I think there is a dangerous idea that you can intellectualize knowing someone, or that someone can become a product of research, so that you can finally be the ultimate expert in knowing someone. By the way, I really love the fundamental unknowability in romance and in history, that’s so good. And now that you’ve put it into words, I feel like this is the illuminating factor in the book.
Would you say this extends to the main character and how she views her background? She seems to have happily intellectualized her mixed heritage as if it were on the shelf for her.
Absolute. So she’s just like me: British-Cambodian, mixed race and white passing. And she absolutely does not want to deal in an emotional way with the hereditary trauma that Cambodian life brings. She doesn’t want to deal with all that, she doesn’t want to have to admit that she lives with a hereditary trauma, because it only makes things like power, control and ambition even more difficult. So she definitely feels like she’s just put her identity on a shelf, and she can remove it if it’s useful. And if not, she can just put it away. You can’t do that to yourself. They just thinks she can. And that will take her on a terribly complicated journey.
Seeing her fall for Graham is in stark contrast to how dissatisfied she otherwise is as a bureaucrat. I read it with amazement Do I see how she falls under the state or was she already at the beginning?

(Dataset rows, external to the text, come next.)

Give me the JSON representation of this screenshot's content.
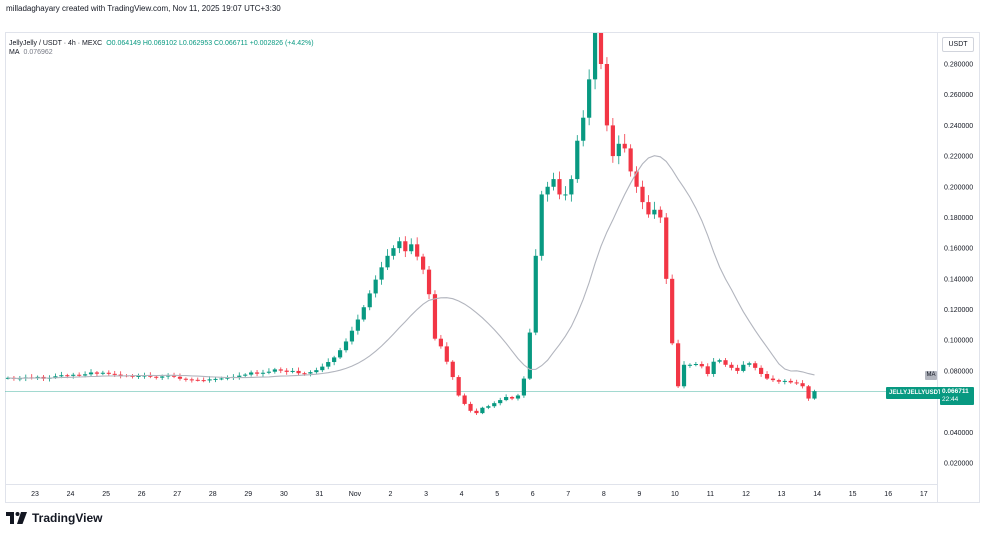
{
  "header": {
    "creator": "milladaghayary created with TradingView.com, Nov 11, 2025 19:07 UTC+3:30",
    "symbol_line": "JellyJelly / USDT · 4h · MEXC",
    "ohlc": "O0.064149 H0.069102 L0.062953 C0.066711 +0.002826 (+4.42%)",
    "ma_label": "MA",
    "ma_value": "0.076962"
  },
  "axis": {
    "currency": "USDT",
    "ma_tag": "MA",
    "price_tag": "JELLYJELLYUSDT",
    "last_price": "0.066711",
    "countdown": "22:44"
  },
  "brand": {
    "name": "TradingView"
  },
  "colors": {
    "up": "#089981",
    "down": "#f23645",
    "ma": "#b2b5be",
    "last_line": "#089981"
  },
  "chart_data": {
    "type": "candlestick",
    "timeframe": "4h",
    "y_ticks": [
      0.02,
      0.04,
      0.06,
      0.08,
      0.1,
      0.12,
      0.14,
      0.16,
      0.18,
      0.2,
      0.22,
      0.24,
      0.26,
      0.28
    ],
    "y_tick_labels": [
      "0.020000",
      "0.040000",
      "0.060000",
      "0.080000",
      "0.100000",
      "0.120000",
      "0.140000",
      "0.160000",
      "0.180000",
      "0.200000",
      "0.220000",
      "0.240000",
      "0.260000",
      "0.280000"
    ],
    "ylim": [
      0.0,
      0.3
    ],
    "x_labels": [
      "23",
      "24",
      "25",
      "26",
      "27",
      "28",
      "29",
      "30",
      "31",
      "Nov",
      "2",
      "3",
      "4",
      "5",
      "6",
      "7",
      "8",
      "9",
      "10",
      "11",
      "12",
      "13",
      "14",
      "15",
      "16",
      "17"
    ],
    "last_price": 0.066711,
    "close": [
      0.0755,
      0.0748,
      0.0752,
      0.0758,
      0.0753,
      0.0761,
      0.0749,
      0.0757,
      0.0765,
      0.0772,
      0.0768,
      0.0775,
      0.077,
      0.0778,
      0.079,
      0.0782,
      0.0788,
      0.0781,
      0.0776,
      0.077,
      0.0768,
      0.0763,
      0.0767,
      0.077,
      0.0762,
      0.0756,
      0.0764,
      0.077,
      0.0762,
      0.0749,
      0.0745,
      0.0742,
      0.074,
      0.0738,
      0.0745,
      0.0748,
      0.0751,
      0.0756,
      0.0761,
      0.0769,
      0.0776,
      0.079,
      0.0782,
      0.0788,
      0.0795,
      0.081,
      0.0802,
      0.0794,
      0.08,
      0.0785,
      0.0783,
      0.0792,
      0.0805,
      0.0828,
      0.0858,
      0.0888,
      0.0935,
      0.0992,
      0.1062,
      0.1135,
      0.1215,
      0.1305,
      0.1395,
      0.1475,
      0.155,
      0.16,
      0.1645,
      0.158,
      0.1625,
      0.1545,
      0.146,
      0.13,
      0.101,
      0.096,
      0.086,
      0.076,
      0.064,
      0.0585,
      0.054,
      0.0525,
      0.056,
      0.057,
      0.059,
      0.061,
      0.063,
      0.062,
      0.064,
      0.075,
      0.105,
      0.155,
      0.195,
      0.2,
      0.205,
      0.195,
      0.195,
      0.205,
      0.23,
      0.245,
      0.27,
      0.305,
      0.28,
      0.24,
      0.22,
      0.228,
      0.225,
      0.21,
      0.2,
      0.19,
      0.182,
      0.185,
      0.18,
      0.14,
      0.098,
      0.07,
      0.084,
      0.084,
      0.0845,
      0.083,
      0.078,
      0.086,
      0.087,
      0.084,
      0.082,
      0.08,
      0.084,
      0.085,
      0.082,
      0.078,
      0.075,
      0.074,
      0.073,
      0.0735,
      0.0725,
      0.072,
      0.07,
      0.062,
      0.0667
    ]
  }
}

The very first draft of this book that I wrote, she was very passive. There wasn’t that much ambition. She was someone who liked to let things happen to her, because she did not want to take on too much responsibility. But of course, that didn’t feel quite right for someone who holds this pretty well-paid, high-powered job. So I do think she had to become an ambitious person. And she had to give up pieces of herself to be immersed in the state.

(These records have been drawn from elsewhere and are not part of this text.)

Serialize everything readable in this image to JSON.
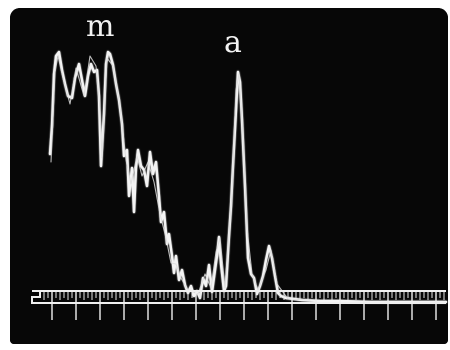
{
  "labels": {
    "m": "m",
    "a": "a"
  },
  "colors": {
    "background": "#070707",
    "trace": "#f4f4f4",
    "scale": "#e8e8e8"
  }
}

Maybe this is just me, but I sometimes think that extreme ambition or an extreme desire for control tends to result in a kind of sublimation of the self into the desire to be on top. There isn’t even really any sense of anyone controlling other people, or your relationships with other people. It’s just this empty concept of power. I think having a lot of money makes people a little crazy. I think a lot of power makes people a little crazy. It smooths out part of their frontal lobe.
It’s so funny talking to you about this book because of course I want to be drawn to the big meaty ideas, but it sounds more serious than the experience of reading it!
I’m always like, yes, it’s about imperialism! And generational trauma! And how terrible is the nation of England! But it’s also about trying to get the Victorian man to give someone a kiss.
The Ministry of Time is now available wherever books are sold.